私も何かしてあげたいと思い、持っていた古いリュックを寄贈することにしました。
世界一周出発時から使い続けていたMiletのリュック。チャックが全壊し、数ヶ月前にポルトガルで新しいリュックを新調したものの、思い入れが強く修理して使い続けていたものです。
「学校に通う子どもに使ってもらえれば。」
ジョゼフはすごく喜んでくれました。彼とは今でもFacebookで繋がっています。東アフリカに来たら、ぜひナイロビに立ち寄ってキベラスラムを見学して欲しい。子どもたちの笑顔、そしてそこで生活する人々。そこにあるのは、現実だけ。
帰りに、ジョゼフが素敵なものを見せてくれました。なんと日本人がキベラスラムに建てたトイレ&シャワー施設です。

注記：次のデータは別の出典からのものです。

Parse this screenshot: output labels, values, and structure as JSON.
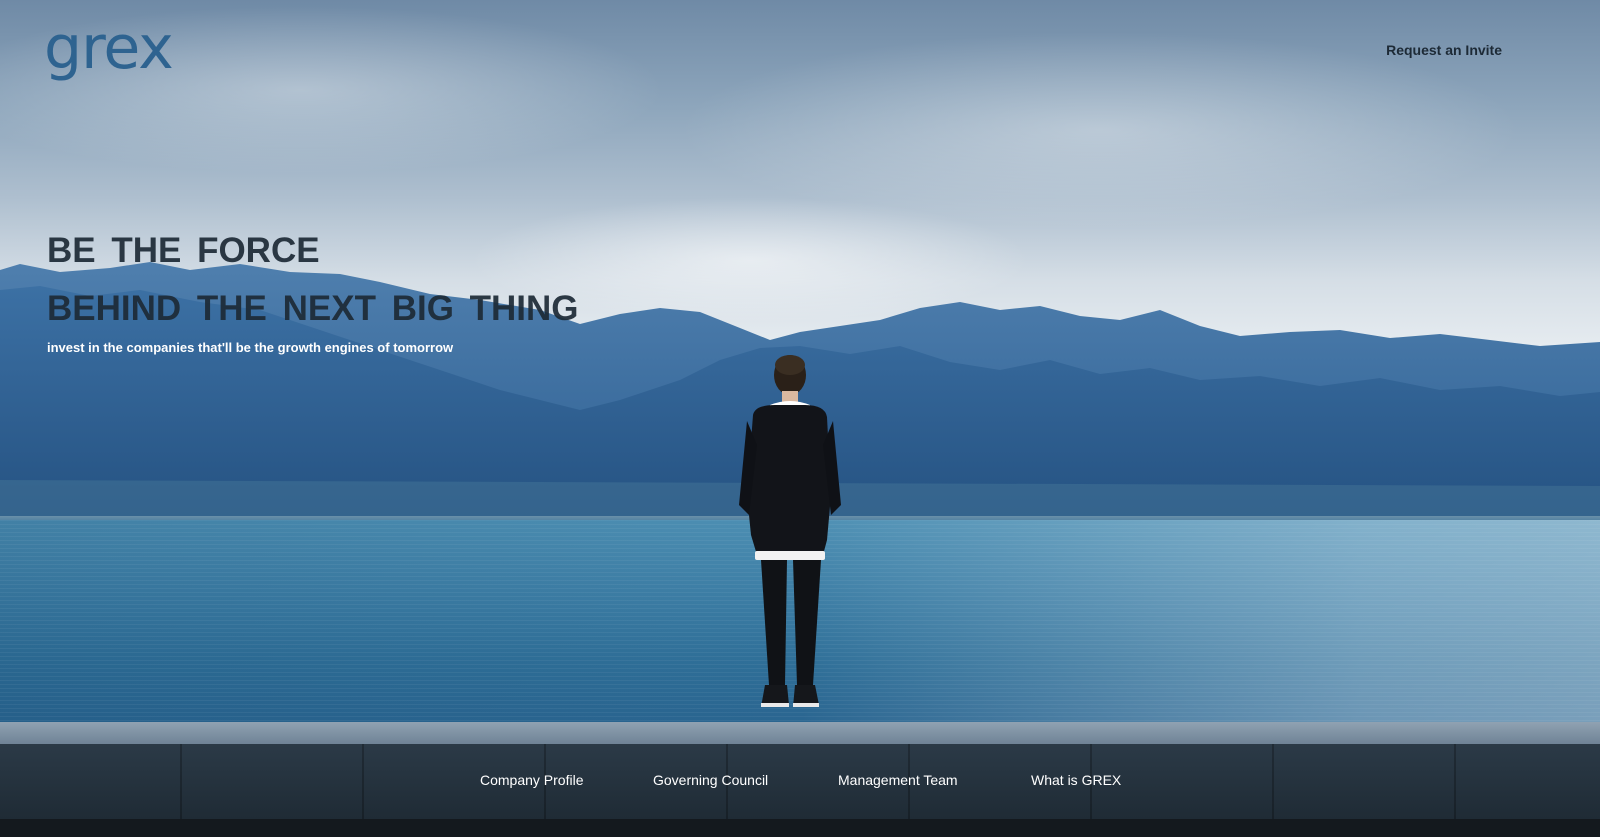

約2時間のツアーが終了。スラム内には食堂もあって「何か食べていく?」とジョゼフが誘ってくれましたが、体調がすぐれなかったため断りました。実はナイロビに到着した日あたりから体がだるく、この時は立っているのもちょっと辛いぐらいだったのです。ジョゼフとはキベラのバス停でお礼を言って別れました。この時は、まさかのナイロビで病院に行くことになるとは思ってもみませんでした。